In P.B. Shelley's poem, "The Triumph of Time," explain similes used in lines 248-291.
In Shelley's "The Triumph of Life," lines 248 to 291, there are only a few "similes."
You may recall that a simile, defined by Dr. L. Kip Wheeler, is:
...an analogy or comparison implied by using an adverb such as like or as.

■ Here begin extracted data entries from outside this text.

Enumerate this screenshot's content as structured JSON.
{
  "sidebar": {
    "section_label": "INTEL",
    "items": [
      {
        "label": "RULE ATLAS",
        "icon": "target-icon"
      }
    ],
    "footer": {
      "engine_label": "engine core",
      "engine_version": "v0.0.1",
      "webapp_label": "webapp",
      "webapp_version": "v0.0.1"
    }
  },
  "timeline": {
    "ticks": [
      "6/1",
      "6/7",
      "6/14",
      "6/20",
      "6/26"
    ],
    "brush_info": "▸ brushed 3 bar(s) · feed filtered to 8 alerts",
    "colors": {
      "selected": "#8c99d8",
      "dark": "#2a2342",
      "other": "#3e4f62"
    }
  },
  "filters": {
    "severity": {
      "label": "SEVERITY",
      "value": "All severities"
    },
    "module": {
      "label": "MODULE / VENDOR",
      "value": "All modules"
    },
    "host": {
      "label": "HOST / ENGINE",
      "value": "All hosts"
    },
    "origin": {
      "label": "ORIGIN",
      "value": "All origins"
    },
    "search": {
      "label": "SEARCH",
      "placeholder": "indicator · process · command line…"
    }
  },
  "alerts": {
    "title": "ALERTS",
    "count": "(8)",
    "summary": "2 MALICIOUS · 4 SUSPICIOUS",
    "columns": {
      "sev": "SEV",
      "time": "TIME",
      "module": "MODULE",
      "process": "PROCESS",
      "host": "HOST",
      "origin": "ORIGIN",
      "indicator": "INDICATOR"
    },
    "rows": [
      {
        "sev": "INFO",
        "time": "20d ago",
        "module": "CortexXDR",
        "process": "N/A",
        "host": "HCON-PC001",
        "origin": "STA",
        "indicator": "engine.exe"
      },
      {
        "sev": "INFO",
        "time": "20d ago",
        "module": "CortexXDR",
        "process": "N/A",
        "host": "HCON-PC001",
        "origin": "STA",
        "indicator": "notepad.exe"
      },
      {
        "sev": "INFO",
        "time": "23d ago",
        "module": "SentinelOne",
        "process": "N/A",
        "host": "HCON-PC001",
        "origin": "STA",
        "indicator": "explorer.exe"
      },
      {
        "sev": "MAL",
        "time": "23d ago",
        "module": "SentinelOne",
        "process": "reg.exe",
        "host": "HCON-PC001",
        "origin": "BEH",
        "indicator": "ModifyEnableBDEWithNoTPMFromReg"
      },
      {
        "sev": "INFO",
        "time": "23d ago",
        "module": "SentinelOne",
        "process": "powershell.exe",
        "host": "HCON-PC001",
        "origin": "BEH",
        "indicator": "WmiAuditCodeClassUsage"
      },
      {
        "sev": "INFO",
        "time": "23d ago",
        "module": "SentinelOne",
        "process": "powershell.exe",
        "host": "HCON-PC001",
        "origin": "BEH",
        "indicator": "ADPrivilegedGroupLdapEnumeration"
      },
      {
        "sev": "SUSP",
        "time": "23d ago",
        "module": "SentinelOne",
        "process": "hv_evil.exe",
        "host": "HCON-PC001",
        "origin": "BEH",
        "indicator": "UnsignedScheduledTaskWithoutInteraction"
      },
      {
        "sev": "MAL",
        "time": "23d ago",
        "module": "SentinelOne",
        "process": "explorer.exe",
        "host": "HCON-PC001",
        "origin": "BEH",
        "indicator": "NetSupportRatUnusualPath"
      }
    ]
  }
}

The comparison must take place between two dissimilar things being compared, like a man and a bear, or a woman to sunshine.
The first simile is:
The tutor and his pupil, whom Dominion
Followed as tame as vulture in a chain.
In this case, the tutor and pupil refer to Aristotle and Alexander the Great (the pupil). Dominion is personified here—meaning rule or control, or, similar, domination. There is no control between the two men; neither is stronger than the other—dominion is tamed as if it were chained.
The next simile is:
If Bacon’s spirit [eagle] had not leapt
Like lightning out of darkness
This refers to Francis Bacon's move to change the way of thinking that had originally been introduced by Aristotle, enlightening the world.
And Gregory and John and men divine
Who rose like shadows between Man and god...
...refers to the separation that rose like a "shadow" between Man and god, blamed on Pope Gregory the Great by Shelley, describing a separation caused by organized religion, or the Church.